The finance function’s traditional responsibilities like financial planning, analysis and accounting, have grown to include some aspects of the security and privacy of enterprise data such as controls for data privacy, audit trails and more. Finance organizations’ abilities to source, analyze, protect and share data are driving enterprise growth, resilience and decision-making. New priorities also encompass managing financial risk and responding to emerging regulatory challenges.
Meanwhile, with trade wars, real wars and supply chain challenges, constant change is the new reality for CFOs. Enterprise facilities, shared service locations and offshore delivery centers throughout the world are likely to be impacted by the ongoing COVID-19 pandemic, geopolitical and climate event scenarios. Organizations are now calling upon CFOs to strengthen enterprise change resilience not only through reliable financial reporting but also through processes and technologies that enable remote work for finance-related data security and privacy. Recently, I summed up my observations on the role of the Chief Financial Officer in Enterprise Application Systems in a presentation to the ISACA GRC conference.
Increasingly, a CFO’s success is both driven by and dependent on each leader’s personal abilities to evaluate the finance function in light of new criteria.
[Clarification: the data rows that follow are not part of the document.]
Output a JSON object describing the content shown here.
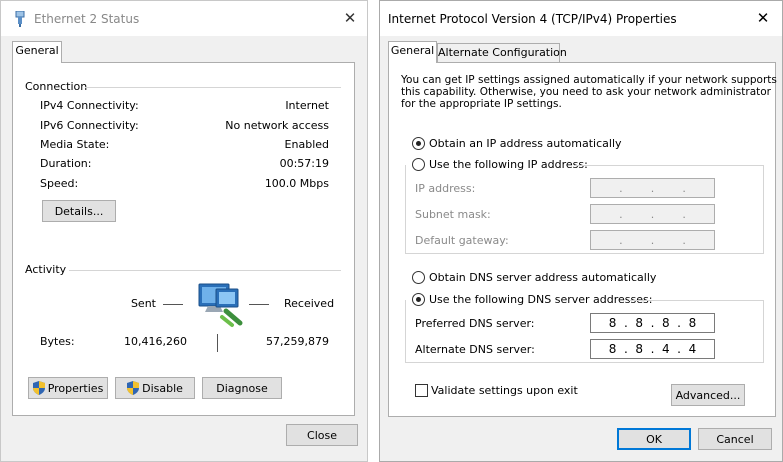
{
  "status_window": {
    "title": "Ethernet 2 Status",
    "tab": "General",
    "connection": {
      "heading": "Connection",
      "rows": [
        {
          "label": "IPv4 Connectivity:",
          "value": "Internet"
        },
        {
          "label": "IPv6 Connectivity:",
          "value": "No network access"
        },
        {
          "label": "Media State:",
          "value": "Enabled"
        },
        {
          "label": "Duration:",
          "value": "00:57:19"
        },
        {
          "label": "Speed:",
          "value": "100.0 Mbps"
        }
      ],
      "details_button": "Details..."
    },
    "activity": {
      "heading": "Activity",
      "sent_label": "Sent",
      "received_label": "Received",
      "bytes_label": "Bytes:",
      "bytes_sent": "10,416,260",
      "bytes_received": "57,259,879"
    },
    "buttons": {
      "properties": "Properties",
      "disable": "Disable",
      "diagnose": "Diagnose",
      "close": "Close"
    }
  },
  "ipv4_window": {
    "title": "Internet Protocol Version 4 (TCP/IPv4) Properties",
    "tabs": [
      "General",
      "Alternate Configuration"
    ],
    "description": [
      "You can get IP settings assigned automatically if your network supports",
      "this capability. Otherwise, you need to ask your network administrator",
      "for the appropriate IP settings."
    ],
    "ip_options": {
      "auto": "Obtain an IP address automatically",
      "manual": "Use the following IP address:"
    },
    "ip_fields": {
      "ip_address": "IP address:",
      "subnet_mask": "Subnet mask:",
      "default_gateway": "Default gateway:"
    },
    "dns_options": {
      "auto": "Obtain DNS server address automatically",
      "manual": "Use the following DNS server addresses:"
    },
    "dns_fields": {
      "preferred_label": "Preferred DNS server:",
      "preferred_octets": [
        "8",
        "8",
        "8",
        "8"
      ],
      "alternate_label": "Alternate DNS server:",
      "alternate_octets": [
        "8",
        "8",
        "4",
        "4"
      ]
    },
    "validate_label": "Validate settings upon exit",
    "buttons": {
      "advanced": "Advanced...",
      "ok": "OK",
      "cancel": "Cancel"
    }
  },
  "colors": {
    "accent": "#0078d7",
    "dialog_bg": "#f0f0f0",
    "border": "#adadad"
  }
}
These might include department capabilities in employing artificial intelligence (AI), machine learning and predictive analytics to enhance identification, monitoring and management of third-party risks, streamlining risk assessment processes and considering whether systems and processes are sufficiently diversified.
How CFOs derive full value from technology opportunities
CFOs are seizing the opportunities new technology represents to transform business processes. In particular, they are fostering enterprise-wide acceptance of digital transformation (like AI and machine learning) to create opportunities that address their organizations’ people and process challenges.
Many of these CFOs are finding themselves called upon to focus on automation and data, particularly as competition for talent creates demands for functional consultants in ERP applications. The COVID-19 global pandemic also accelerated the digitalization of ERP application systems to de-risk the use of talent from multiple geographies to execute the application systems. These and other movements have CFOs making difficult judgments about the progress of their organizations’ finance transformations.
Ongoing changes to accounting rules have placed new demands on financial systems and spurred the acceleration of automation and transformation. The finance function has a growing role in establishing a single source of truth for enterprise data. As I mentioned during my conference presentation, leaders will also want to establish or expand the finance group’s crucial cybersecurity role.
Finance leaders will also want to assess whether their current financial systems produce sufficient insights in real time and consider how to optimize or implement systems to automate time-consuming manual activities. They might also explore mechanisms for monitoring and continuously enhancing the finance customer experience.
ERP system implementations and the CFO role
The CFO’s role in ERP system implementation is changing in parallel with – and because of – the growing importance of data integrity and privacy as well as organizational change resilience.
Ideally, the new ERP becomes the single source of truth for enterprise data. For organizations to derive full value from their ERP implementations, the integrity of system controls and data is critical. This is particularly true of controls that ensure data privacy and provide audit trails.
Microsoft Dynamics 365 for Finance & Supply Chain Management is one cloud-based ERP service that’s particularly adept at supporting unique compliance requirements and helping to adjust to constantly changing business environments.
How can ERP systems help address CFOs’ concerns as their roles continue to expand? Look for integrated features that support:
- Single point of master data management
- Single point of data entry
- Seamless flow of information across technology and modules to enable efficient end-to-end processes without breakdowns in hand-offs between functional departments (e.g., purchasing and accounting)
- Real-time information for all users (e.g., production can see when an order was placed and when it is due to arrive)
- Seamless integration with external parties (e.g., vendors and customers)
- Built-in algorithms to ensure data integrity while recording and posting transactions
- Audit trails based on user access and defined system usage roles
- Continuous soft-close for financial reporting on all transactions posted.
Priorities for the financial function have expanded beyond traditional planning, analysis and accounting. Now, priorities also include data integrity and privacy, third-party risk management and responding to new regulations, among other responsibilities. CFOs will want to consider how the enhancement of current information technology assets and investments in modern systems can support their expanding roles by strengthening enterprise change resilience, enabling reliable financial reporting and automating controls that support finance-related data security and privacy work.